Another random question from someone on Facebook – name your top five favourite musicians.
I don’t know… I don’t listen to that much stuff at the moment. I don’t have a computer, so I don’t download music all the time. I have old CDs. I used to buy CDs a lot. Other than that, I listen to some shit on YouTube occasionally. When I drive, I just listen to the radio, pop stations and…
“If you use a DSLR, it’s just gonna look like shit no matter who you are. I think that’s why a lot more of the standard def stuff is getting popular right now.”
Do you have a car now or are you still on the scooter?
I have a little truck. My Vespa got stolen.
What happened there?
(Laughs) It’s Kansas City; it’s a hood city. It just got stolen in front of the crib.
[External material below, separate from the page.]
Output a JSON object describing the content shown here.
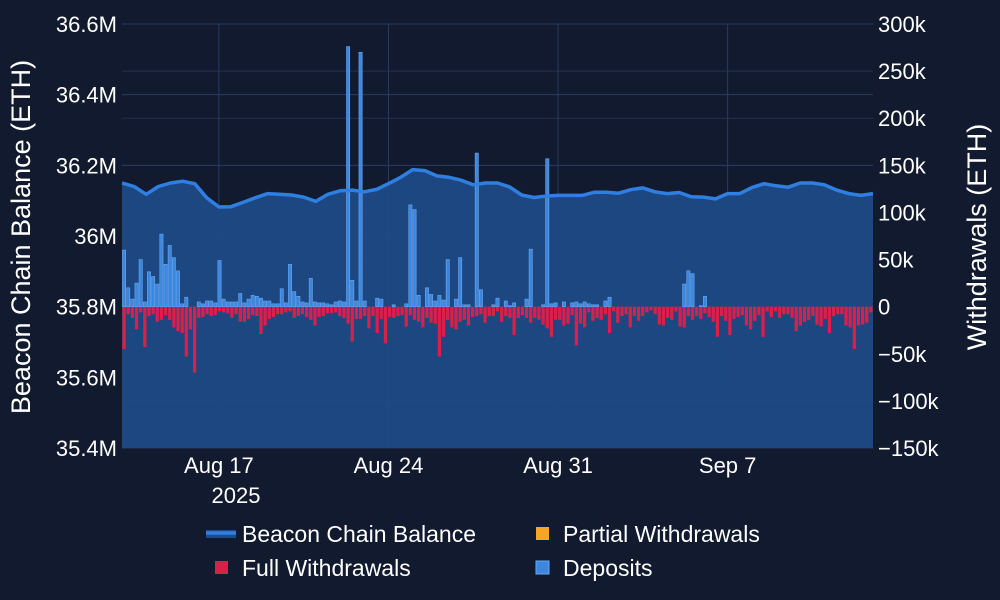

My ex-girlfriend’s scooter got stolen too. Sean Kelso’s scooter got stolen. Sean’s was locked up too. It was locked and it still got popped.
I didn’t realise Kansas City was like that. I’ve been there as a kid but that was a long time ago.
It’s hood. I was kind of asking for it too. If you have a nice scooter, if someone knows what a Vespa is, and it’s sitting out overnight and unlocked… That was my bad.
I can’t imagine a scooter would be that hard to steal either.
Yeah, you just need like three or four jacked dudes and a pick up truck, or a van. You just lift it up and put it in. I made a police report and everything, but nothing happened. I had it for like eight years too, man. It was such a bummer.
But you’re driving a truck now.
It’s like a little quarter…it’s small. I try not to drive it that much. Lately I’ve just been walking around town. I only drive when I have to go over to Amir’s house with my skates and my camera and shit. If people are in town… I drive to hockey.
To play hockey or to watch hockey?
To play hockey, yeah.
Are you still doing that regularly? Is it full contact?
Once a week, sometimes I play twice a week. It’s a men’s league, but no contact. The occasional contact, here and there, but you get a penalty usually. Temper’s flair, but…
It’s usually the highlight of my week.
It sounds like you have set up home in Portland and you’re really enjoying it.
Oh, yeah. It’s a very easy place to enjoy. It’s good.
What are your plans for the rest of the year?
I’m trying to go places. I was trying to go to Europe for Blade Days, Roskilde and stuff, but that didn’t work out. I had to move out of my apartment when that was happening. I really want to do something with Ryan Gillet for Cidy Life, so hopefully we can plan something out. I really want to make something with him. The Dead video, whenever that happens. Other than that, I’m going to the James Short Memorial in August. Other than that, no plans. It just means I have a lot of time.